Vernes, [Jacob] Pasteur d'une Eglise de Geneve, né en Languedoc en 17..
               J.J. Rousseau & nos autres Philosophes n'ont point
                            eu jusqu'ici d'adversaire plus vigoureux & plus adroit. Ses Lettres sur le christianisme de l'Auteur d'Emile, & son dernier Ouvrage, intitulé Confidence philosophique, sont les fruits d'une raison
                            lumineuse & du vrai talent, si nécessaire lorsqu'il s'agit de faire
                            triompher la vérité & de confondre l'erreur. Il seroit difficile de
                            présenter sous un jour plus frappant les dangers des maximes de nos Celses modernes, la folie de leurs systêmes, & les
                            contradictions perpétuelles de leurs demi-idées, qu'on l'a fait dans ce
                            dernier Livre, dont l'Auteur vient de publier une nouvelle édition
                            augmentée de plusieurs traits capables de lui donner un nouveau prix.
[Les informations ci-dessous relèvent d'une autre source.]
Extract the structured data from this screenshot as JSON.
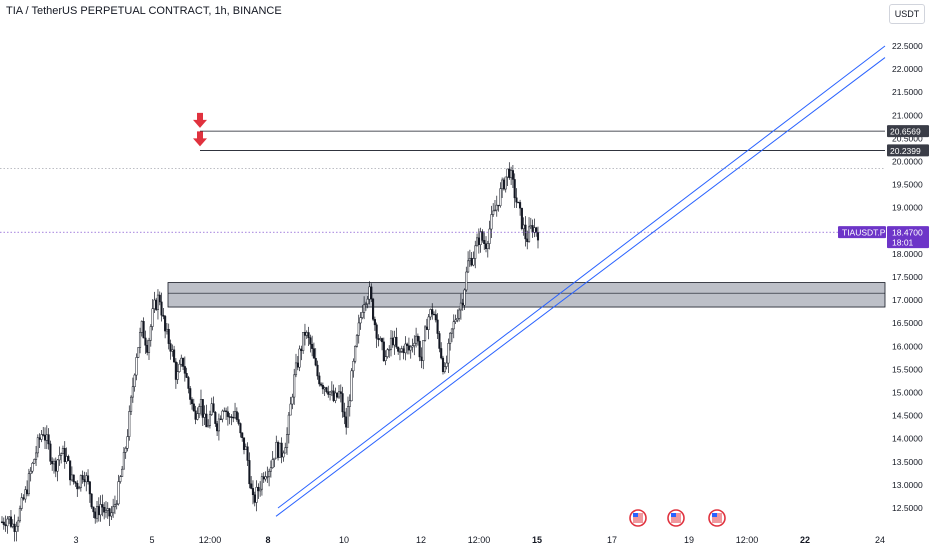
{
  "header": {
    "title": "TIA / TetherUS PERPETUAL CONTRACT, 1h, BINANCE",
    "currency_button": "USDT"
  },
  "chart_data": {
    "type": "candlestick",
    "symbol": "TIAUSDT.P",
    "interval": "1h",
    "exchange": "BINANCE",
    "y_axis": {
      "range": [
        12.2,
        22.7
      ],
      "ticks": [
        "12.5000",
        "13.0000",
        "13.5000",
        "14.0000",
        "14.5000",
        "15.0000",
        "15.5000",
        "16.0000",
        "16.5000",
        "17.0000",
        "17.5000",
        "18.0000",
        "18.5000",
        "19.0000",
        "19.5000",
        "20.0000",
        "20.5000",
        "21.0000",
        "21.5000",
        "22.0000",
        "22.5000"
      ]
    },
    "x_axis": {
      "ticks": [
        {
          "label": "3",
          "bold": false
        },
        {
          "label": "5",
          "bold": false
        },
        {
          "label": "12:00",
          "bold": false
        },
        {
          "label": "8",
          "bold": true
        },
        {
          "label": "10",
          "bold": false
        },
        {
          "label": "12",
          "bold": false
        },
        {
          "label": "12:00",
          "bold": false
        },
        {
          "label": "15",
          "bold": true
        },
        {
          "label": "17",
          "bold": false
        },
        {
          "label": "19",
          "bold": false
        },
        {
          "label": "12:00",
          "bold": false
        },
        {
          "label": "22",
          "bold": true
        },
        {
          "label": "24",
          "bold": false
        }
      ]
    },
    "price_path": [
      12.2,
      12.3,
      12.1,
      12.4,
      12.8,
      13.3,
      13.8,
      14.2,
      13.8,
      13.4,
      13.7,
      13.6,
      13.1,
      13.0,
      13.3,
      12.9,
      12.3,
      12.6,
      12.3,
      12.4,
      12.9,
      13.6,
      14.6,
      15.8,
      16.4,
      16.0,
      16.8,
      17.1,
      16.3,
      16.0,
      15.3,
      15.7,
      15.1,
      14.5,
      14.9,
      14.2,
      14.6,
      14.3,
      14.8,
      14.4,
      14.6,
      14.0,
      13.7,
      12.6,
      12.9,
      13.3,
      13.4,
      13.8,
      13.7,
      14.1,
      15.2,
      15.8,
      16.3,
      16.0,
      15.4,
      15.2,
      15.1,
      14.8,
      15.0,
      14.2,
      15.3,
      16.2,
      17.0,
      17.2,
      16.5,
      16.0,
      15.7,
      16.2,
      15.8,
      16.0,
      15.9,
      16.3,
      15.7,
      16.6,
      16.8,
      16.1,
      15.4,
      16.2,
      16.7,
      17.0,
      17.8,
      18.0,
      18.4,
      18.2,
      18.7,
      19.1,
      19.5,
      19.85,
      19.3,
      18.8,
      18.3,
      18.6,
      18.47
    ],
    "horizontal_lines": [
      {
        "price": 20.6569,
        "label": "20.6569"
      },
      {
        "price": 20.2399,
        "label": "20.2399"
      }
    ],
    "dotted_lines": [
      {
        "price": 19.85
      },
      {
        "price": 18.47
      }
    ],
    "zone": {
      "low": 16.85,
      "high": 17.38,
      "mid": 17.15
    },
    "trendlines": [
      {
        "from": {
          "candle": 0.67,
          "price": 12.5
        },
        "to": {
          "candle": 1.0,
          "price": 22.5
        }
      },
      {
        "from": {
          "candle": 0.67,
          "price": 12.32
        },
        "to": {
          "candle": 1.0,
          "price": 22.25
        }
      }
    ],
    "arrow_markers": [
      {
        "price": 20.75
      },
      {
        "price": 20.35
      }
    ],
    "current_price": {
      "symbol": "TIAUSDT.P",
      "price": "18.4700",
      "countdown": "18:01"
    },
    "event_flags": [
      "US",
      "US",
      "US"
    ],
    "colors": {
      "candle": "#131722",
      "trendline": "#2962ff",
      "zone": "#b2b5be",
      "arrow": "#e0323e",
      "price_tag": "#6d35c8",
      "level_tag": "#3a3d47"
    }
  }
}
La
                            Philosophie du Siecle y est mise en action & ridiculisée par une
                            apologie ironique de ses principes les plus dangereux, fidélement puisés
                            dans les écrits de ses Apôtres. « Si le style d'un Etranger
                                pouvoit être celui de 
Pascal, dit un ami de l'Auteur, ce Livre, mieux fondé en
                                preuves que les Lettres Provinciales, n'eût pas été moins redoutable
                                aux Philosophes du jour, que celles-ci ne le furent aux Jésuites
                                ».
 Depuis Pascal, en effet, on n'a rien
                            écrit de plus piquant dans ce genre, que ces douze Lettres. Il faut
                            sur-tout renvoyer nos ingénieux Mécréans à celle d'un prétendu Militaire
                            à un jeune Impie, placée à la fin de l'Ouvrage, pour les mettre à portée
                            de juger sainement du cas qu'on doit faire de la déplorable gloire
                            attachée à la Philosophie. C'est dommage que ce Livre, dont l'idée est
                            si heureuse & qui renferme tant d'excellentes choses, puisse devenir
                            dangereux à quelques égards, faute d'être assez décidé dans le ton qu'on
                            a choisi pour le rendre intéressant. L'Auteur, en employant l'ironie, ne
                            la marque point assez, & ne s'est pas assez attaché à la faire
                            sentir. Il est arrivé de là, que de petits Esprits, qui se mêlent
                            cependant de décider, ont pris pour des éloges ce qui n'étoit dans le
                            but de 
l'Ecrivain qu'une satire des ridicules
                            systêmes qu'ils avoient follement adoptés. 
Ce défaut moins sensible dans la seconde édition, est vraisemblablement ce qui a empêché le Gouvernement de permettre le débit de ce Livre, & l'a privé de la plénitude du suffrage des honnêtes gens. Après tout, ce défaut est facile à corriger, & nous exhortons M. Vernes à le faire disparoître entiérement, & pour le succès de ses bonnes intentions, & pour l'intérêt de sa gloire.